The California Association of Realtors reported last week its housing affordability index, which measures the percentage of California households that can afford buying a median-priced home, dropped a staggering 9 percent, from 42 percent in January 1999 to 33 percent this year.
That’s the largest drop in the index since July 1989, when it also dropped 9 percent and ushered in a real estate recession.
For San Diego, the percentage of families able to afford their own homes is even less than the statewide average, dropping from 36 percent in January 1999 to 27 percent this year , the fifth lowest percentage in the state. By comparison, the national affordability index is 54 percent.

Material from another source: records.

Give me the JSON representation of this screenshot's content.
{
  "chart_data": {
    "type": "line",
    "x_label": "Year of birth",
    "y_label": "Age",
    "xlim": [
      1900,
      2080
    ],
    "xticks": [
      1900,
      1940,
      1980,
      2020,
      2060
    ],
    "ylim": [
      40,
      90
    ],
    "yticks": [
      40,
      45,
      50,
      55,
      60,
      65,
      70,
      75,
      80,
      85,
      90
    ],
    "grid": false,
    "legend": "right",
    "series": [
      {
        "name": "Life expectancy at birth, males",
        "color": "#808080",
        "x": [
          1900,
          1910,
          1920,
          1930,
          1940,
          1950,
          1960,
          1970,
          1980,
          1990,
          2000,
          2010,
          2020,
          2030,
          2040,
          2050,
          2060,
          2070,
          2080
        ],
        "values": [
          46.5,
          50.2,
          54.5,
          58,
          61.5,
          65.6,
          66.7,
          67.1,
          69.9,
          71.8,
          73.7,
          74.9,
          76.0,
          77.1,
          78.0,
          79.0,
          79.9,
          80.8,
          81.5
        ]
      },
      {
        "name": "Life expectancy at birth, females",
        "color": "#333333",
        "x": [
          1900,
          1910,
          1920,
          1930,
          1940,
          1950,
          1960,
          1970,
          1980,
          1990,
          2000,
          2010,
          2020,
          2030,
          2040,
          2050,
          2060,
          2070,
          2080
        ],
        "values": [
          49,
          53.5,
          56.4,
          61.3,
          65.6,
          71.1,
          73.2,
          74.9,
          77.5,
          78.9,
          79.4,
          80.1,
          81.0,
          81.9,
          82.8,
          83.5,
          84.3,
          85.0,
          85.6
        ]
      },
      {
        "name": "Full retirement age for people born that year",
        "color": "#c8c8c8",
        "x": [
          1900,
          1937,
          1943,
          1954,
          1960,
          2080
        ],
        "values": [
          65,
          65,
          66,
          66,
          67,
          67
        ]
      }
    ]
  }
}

This, of course, is more than a passing trend. California is second to last in the nation for home ownership, with only 56 percent of California households able to own their own residence compared to nearly 67 percent nationally.
This is already presenting difficulties for California firms seeking new employees.
According to Allan Zaremberg, president of the California Chamber of Commerce, California companies are finding between 60-80 percent of the people they attempt to recruit from out-of-state are saying “no thanks” due to the cost of housing here.
This “jobs-housing imbalance,” as it’s called, will only get worse as the state’s population mushrooms to between 45 and 50 million in the next two decades.
The seriousness of this problem has brought together a broad coalition of business, labor, housing advocates and legislators to promote an omnibus package of bills aimed at correcting the job-housing imbalance.
If entirely approved by the state Legislature, the “Job Center Housing” package would strive to make housing more affordable in California by:
– Providing fiscal awards for communities in job-growth areas for approving new housing.
– Stopping the abuse of the state’s environmental quality laws to stall or kill housing projects.
– Establish a fair system for resolving construction disputes.
– Establish full disclosure of the impacts of local growth control initiatives.
– Promote more timely and efficient use of redevelopment funds.
– Identify obstacles to greater investment and housing development.
– Increase funding for low- and moderate-income housing.
Without affordable housing, California’s economic balloon will surely burst. When it does, we could see another mass exodus of businesses and workers from the state as we did not quite a decade ago.
We urge support for the “Jobs Center Housing” legislative package.